Here we go again. The huge mistake made by all bibliometricians is that they fail to consider individual papers. As soon as you do that, you find that altmetrics promote, totally uncritically, the trivial and trendy. We show that in “Why you should ignore altmetrics and other bibliometric nightmares” http://www.dcscience.net/?p=6369
Altmetrics are numbers generated by people who don’t understand research, for people who don’t understand research. They are the alternative medicine of science.
Given that there are over a million papers published each year it is hard to read them all. Some of us are trying to understand what is going on beyond what we can read. Science is important so it deserves study. There are in fact trends in science, even what I would call fads. It is useful to know this.
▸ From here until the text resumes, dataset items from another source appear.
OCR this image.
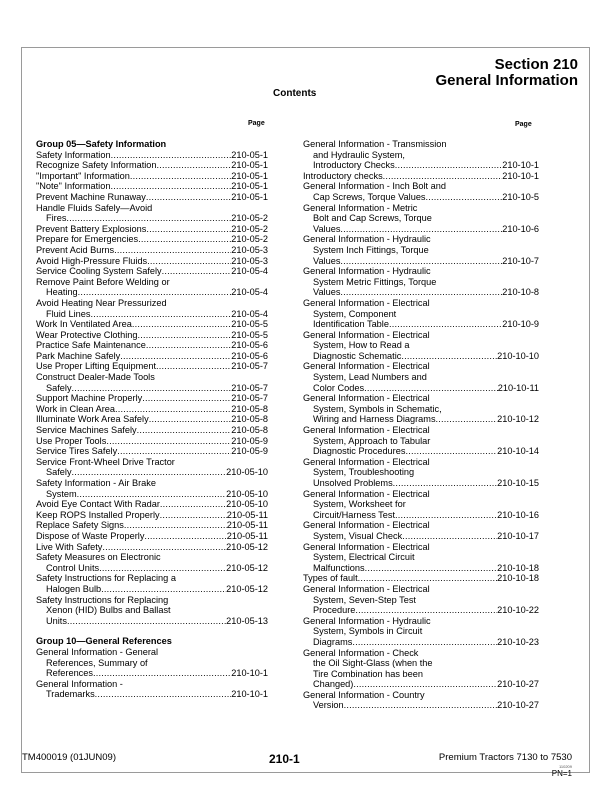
Section 210
General Information
Contents
Page	Page
Group 05—Safety Information
Safety Information .....	210-05-1
Recognize Safety Information .....	210-05-1
"Important" Information .....	210-05-1
"Note" Information .....	210-05-1
Prevent Machine Runaway .....	210-05-1
Handle Fluids Safely—Avoid
Fires .....	210-05-2
Prevent Battery Explosions .....	210-05-2
Prepare for Emergencies .....	210-05-2
Prevent Acid Burns .....	210-05-3
Avoid High-Pressure Fluids .....	210-05-3
Service Cooling System Safely .....	210-05-4
Remove Paint Before Welding or
Heating .....	210-05-4
Avoid Heating Near Pressurized
Fluid Lines .....	210-05-4
Work In Ventilated Area .....	210-05-5
Wear Protective Clothing .....	210-05-5
Practice Safe Maintenance .....	210-05-6
Park Machine Safely .....	210-05-6
Use Proper Lifting Equipment .....	210-05-7
Construct Dealer-Made Tools
Safely .....	210-05-7
Support Machine Properly .....	210-05-7
Work in Clean Area .....	210-05-8
Illuminate Work Area Safely .....	210-05-8
Service Machines Safely .....	210-05-8
Use Proper Tools .....	210-05-9
Service Tires Safely .....	210-05-9
Service Front-Wheel Drive Tractor
Safely .....	210-05-10
Safety Information - Air Brake
System .....	210-05-10
Avoid Eye Contact With Radar .....	210-05-10
Keep ROPS Installed Properly .....	210-05-11
Replace Safety Signs .....	210-05-11
Dispose of Waste Properly .....	210-05-11
Live With Safety .....	210-05-12
Safety Measures on Electronic
Control Units .....	210-05-12
Safety Instructions for Replacing a
Halogen Bulb .....	210-05-12
Safety Instructions for Replacing
Xenon (HID) Bulbs and Ballast
Units .....	210-05-13
Group 10—General References
General Information - General
References, Summary of
References .....	210-10-1
General Information -
Trademarks .....	210-10-1
General Information - Transmission
and Hydraulic System,
Introductory Checks .....	210-10-1
Introductory checks .....	210-10-1
General Information - Inch Bolt and
Cap Screws, Torque Values .....	210-10-5
General Information - Metric
Bolt and Cap Screws, Torque
Values .....	210-10-6
General Information - Hydraulic
System Inch Fittings, Torque
Values .....	210-10-7
General Information - Hydraulic
System Metric Fittings, Torque
Values .....	210-10-8
General Information - Electrical
System, Component
Identification Table .....	210-10-9
General Information - Electrical
System, How to Read a
Diagnostic Schematic .....	210-10-10
General Information - Electrical
System, Lead Numbers and
Color Codes .....	210-10-11
General Information - Electrical
System, Symbols in Schematic,
Wiring and Harness Diagrams .....	210-10-12
General Information - Electrical
System, Approach to Tabular
Diagnostic Procedures .....	210-10-14
General Information - Electrical
System, Troubleshooting
Unsolved Problems .....	210-10-15
General Information - Electrical
System, Worksheet for
Circuit/Harness Test .....	210-10-16
General Information - Electrical
System, Visual Check .....	210-10-17
General Information - Electrical
System, Electrical Circuit
Malfunctions .....	210-10-18
Types of fault .....	210-10-18
General Information - Electrical
System, Seven-Step Test
Procedure .....	210-10-22
General Information - Hydraulic
System, Symbols in Circuit
Diagrams .....	210-10-23
General Information - Check
the Oil Sight-Glass (when the
Tire Combination has been
Changed) .....	210-10-27
General Information - Country
Version .....	210-10-27
TM400019 (01JUN09)	210-1	Premium Tractors 7130 to 7530
110209
PN=1
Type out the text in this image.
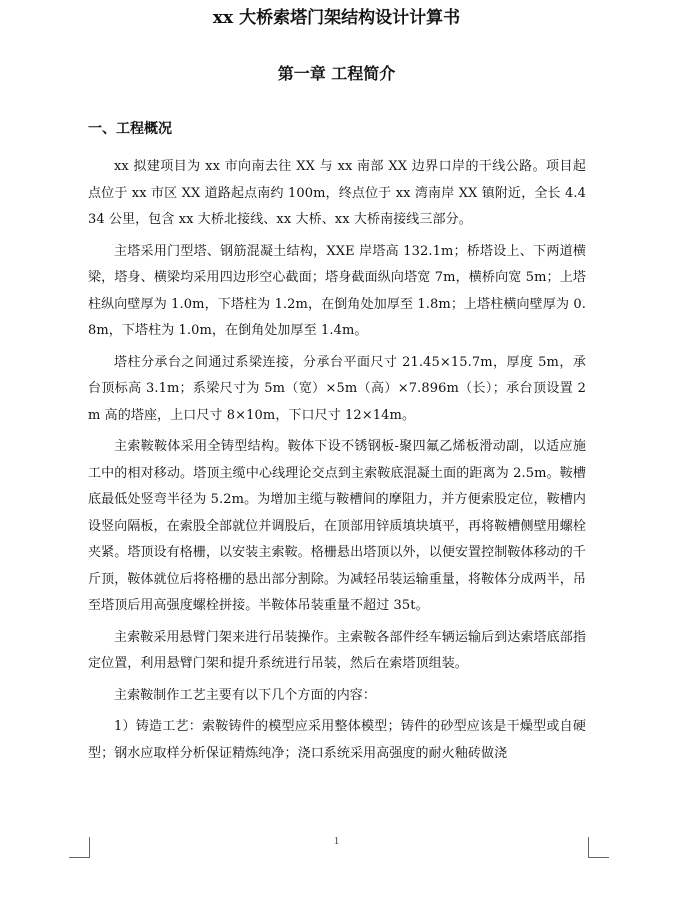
xx 大桥索塔门架结构设计计算书
第一章 工程简介
一、工程概况

xx 拟建项目为 xx 市向南去往 XX 与 xx 南部 XX 边界口岸的干线公路。项目起点位于 xx 市区 XX 道路起点南约 100m，终点位于 xx 湾南岸 XX 镇附近，全长 4.434 公里，包含 xx 大桥北接线、xx 大桥、xx 大桥南接线三部分。

主塔采用门型塔、钢筋混凝土结构，XXE 岸塔高 132.1m；桥塔设上、下两道横梁，塔身、横梁均采用四边形空心截面；塔身截面纵向塔宽 7m，横桥向宽 5m；上塔柱纵向壁厚为 1.0m，下塔柱为 1.2m，在倒角处加厚至 1.8m；上塔柱横向壁厚为 0.8m，下塔柱为 1.0m，在倒角处加厚至 1.4m。

塔柱分承台之间通过系梁连接，分承台平面尺寸 21.45×15.7m，厚度 5m，承台顶标高 3.1m；系梁尺寸为 5m（宽）×5m（高）×7.896m（长）；承台顶设置 2m 高的塔座，上口尺寸 8×10m，下口尺寸 12×14m。

主索鞍鞍体采用全铸型结构。鞍体下设不锈钢板-聚四氟乙烯板滑动副，以适应施工中的相对移动。塔顶主缆中心线理论交点到主索鞍底混凝土面的距离为 2.5m。鞍槽底最低处竖弯半径为 5.2m。为增加主缆与鞍槽间的摩阻力，并方便索股定位，鞍槽内设竖向隔板，在索股全部就位并调股后，在顶部用锌质填块填平，再将鞍槽侧壁用螺栓夹紧。塔顶设有格栅，以安装主索鞍。格栅悬出塔顶以外，以便安置控制鞍体移动的千斤顶，鞍体就位后将格栅的悬出部分割除。为减轻吊装运输重量，将鞍体分成两半，吊至塔顶后用高强度螺栓拼接。半鞍体吊装重量不超过 35t。

主索鞍采用悬臂门架来进行吊装操作。主索鞍各部件经车辆运输后到达索塔底部指定位置，利用悬臂门架和提升系统进行吊装，然后在索塔顶组装。

主索鞍制作工艺主要有以下几个方面的内容：

1）铸造工艺：索鞍铸件的模型应采用整体模型；铸件的砂型应该是干燥型或自硬型；钢水应取样分析保证精炼纯净；浇口系统采用高强度的耐火釉砖做浇

1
David Smith: The term machine readable is pretty vague. Even simple “related article” algorithms read the articles so we have lots of machine reading already. It sounds to me like you are talking about a heavy duty artificial intelligence algorithm that analyzes the logical relations between articles, especially the inductive relations of confirmation and disconfirmation, based on axiomatized summaries. Whether this can even be done is open to question, but hey that is what makes a problem interesting. The thing is that machine readability per se is the least of it.
“We had Einstein and his theory of general relativity, which predicted an expanding universe….”
GR itself predicts nothing of the sort. The cosmological constant was only introduced to preserve staticness; expansion and contraction were (and are) valid solutions. It took Friedmann, Lemaître, and Hubble to cement the former.
I would further note that mentioning the dispute over the calibration of the Cepheid distance scale would have been a salient preface to the rest of the discussion. Without a zero point, the period-luminosity relation is of very limited value.